Le public de ces Assises était constitué à 1/3 d'ophtalmologistes, 1/3 d'orthoptistes, et 1/3 d'opticiens. Par contre, 95% des interventions ont concerné les ophtalmologistes et les orthoptistes. Ceux qui attendaient des réponses sur la place de l'opticien dans la filière visuelle télémédicale ont été fortement déçus. 

Sur les 3 heures de ces Assises, seul un opticien, Hugues Bregaint (Optic 2000), a pu témoigner pendant moins de 10 minutes sur ses 5 ans d'expérimentation en Ehpad (réputée s'étendre début 2026 !). Une autre opticien était au programme, mais il n'était finalement pas présent. Dommage.

Retrouvez ci-dessous les interviews vidéos des syndicats.

Une coopération entre les 3 "O", mais pas en télémédecine

À la question du président de l'AOF Thibaud Thaëron concernant la place des opticiens en cabinet d'ophtalmologie et d'orthoptie, qui réalisent déjà un certain nombre d'examens poussés en dehors du cadre strictement réglementaire, aucune réponse n'a été apportée. Ni dans l'instant, ni plus tard. C'est pourtant un vrai sujet : 30% des cabinets d'ophtalmologie emploient au moins un opticien, dont le rôle va souvent plus loin que réaliser une réfraction.

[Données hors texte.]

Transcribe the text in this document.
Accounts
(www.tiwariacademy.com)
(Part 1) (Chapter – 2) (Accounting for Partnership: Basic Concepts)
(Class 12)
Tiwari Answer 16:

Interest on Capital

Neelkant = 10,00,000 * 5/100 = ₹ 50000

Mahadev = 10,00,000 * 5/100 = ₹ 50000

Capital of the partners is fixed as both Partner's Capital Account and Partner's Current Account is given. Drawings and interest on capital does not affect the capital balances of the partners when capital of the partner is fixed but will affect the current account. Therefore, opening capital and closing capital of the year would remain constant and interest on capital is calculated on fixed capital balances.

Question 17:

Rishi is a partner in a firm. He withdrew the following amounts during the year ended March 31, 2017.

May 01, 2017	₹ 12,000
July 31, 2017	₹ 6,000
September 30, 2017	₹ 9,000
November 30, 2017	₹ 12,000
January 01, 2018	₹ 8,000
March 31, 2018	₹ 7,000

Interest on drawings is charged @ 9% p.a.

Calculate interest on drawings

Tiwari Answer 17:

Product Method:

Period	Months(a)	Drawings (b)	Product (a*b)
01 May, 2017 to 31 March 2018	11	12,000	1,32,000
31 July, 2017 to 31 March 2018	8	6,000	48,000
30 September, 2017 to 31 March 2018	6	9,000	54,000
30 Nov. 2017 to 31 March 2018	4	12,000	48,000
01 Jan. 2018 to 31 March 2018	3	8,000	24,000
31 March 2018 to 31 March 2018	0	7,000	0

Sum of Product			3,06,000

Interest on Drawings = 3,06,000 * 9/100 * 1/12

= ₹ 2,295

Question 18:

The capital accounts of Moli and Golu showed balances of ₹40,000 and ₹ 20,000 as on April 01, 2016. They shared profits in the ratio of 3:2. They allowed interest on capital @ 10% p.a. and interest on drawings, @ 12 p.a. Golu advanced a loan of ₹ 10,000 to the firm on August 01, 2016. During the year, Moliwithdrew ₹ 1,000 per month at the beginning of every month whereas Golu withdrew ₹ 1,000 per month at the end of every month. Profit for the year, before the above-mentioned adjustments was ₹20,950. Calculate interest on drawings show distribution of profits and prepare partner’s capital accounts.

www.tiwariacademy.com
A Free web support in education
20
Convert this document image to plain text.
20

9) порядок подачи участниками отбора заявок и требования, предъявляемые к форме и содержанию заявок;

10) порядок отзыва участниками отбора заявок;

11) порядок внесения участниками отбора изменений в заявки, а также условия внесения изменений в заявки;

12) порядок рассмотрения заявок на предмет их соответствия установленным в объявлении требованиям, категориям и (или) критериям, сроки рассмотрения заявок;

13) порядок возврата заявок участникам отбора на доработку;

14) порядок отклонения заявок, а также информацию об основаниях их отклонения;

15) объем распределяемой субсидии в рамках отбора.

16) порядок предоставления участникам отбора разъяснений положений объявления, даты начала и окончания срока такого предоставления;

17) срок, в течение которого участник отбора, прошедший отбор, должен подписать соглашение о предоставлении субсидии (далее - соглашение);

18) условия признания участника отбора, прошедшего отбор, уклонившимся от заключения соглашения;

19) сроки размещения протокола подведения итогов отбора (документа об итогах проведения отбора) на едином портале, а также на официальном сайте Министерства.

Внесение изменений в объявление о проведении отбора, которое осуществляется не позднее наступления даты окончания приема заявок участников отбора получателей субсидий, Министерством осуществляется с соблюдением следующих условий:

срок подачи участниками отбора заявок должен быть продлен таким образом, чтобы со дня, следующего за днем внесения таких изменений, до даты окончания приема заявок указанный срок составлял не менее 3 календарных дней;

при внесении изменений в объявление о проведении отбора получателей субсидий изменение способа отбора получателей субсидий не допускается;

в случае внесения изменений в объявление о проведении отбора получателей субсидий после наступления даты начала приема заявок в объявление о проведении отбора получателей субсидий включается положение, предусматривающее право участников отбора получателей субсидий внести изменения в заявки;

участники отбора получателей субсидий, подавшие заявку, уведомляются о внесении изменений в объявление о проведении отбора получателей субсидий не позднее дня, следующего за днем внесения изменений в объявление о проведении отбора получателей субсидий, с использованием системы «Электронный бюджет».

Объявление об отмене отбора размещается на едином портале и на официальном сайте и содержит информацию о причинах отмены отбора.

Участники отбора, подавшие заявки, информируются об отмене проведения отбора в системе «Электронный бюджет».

Ainsi, si tous les acteurs présents confirment l'importance de la coopération entre les 3 "O", y compris en télémédecine, vantant même le maillage territorial des opticiens, force est de constater que l'opticien a clairement été absent du débat sur la télémédecine. Faisant fi des 1 500 magasins d'optique équipés de solutions de téléconsultation et surtout de téléexpertise. 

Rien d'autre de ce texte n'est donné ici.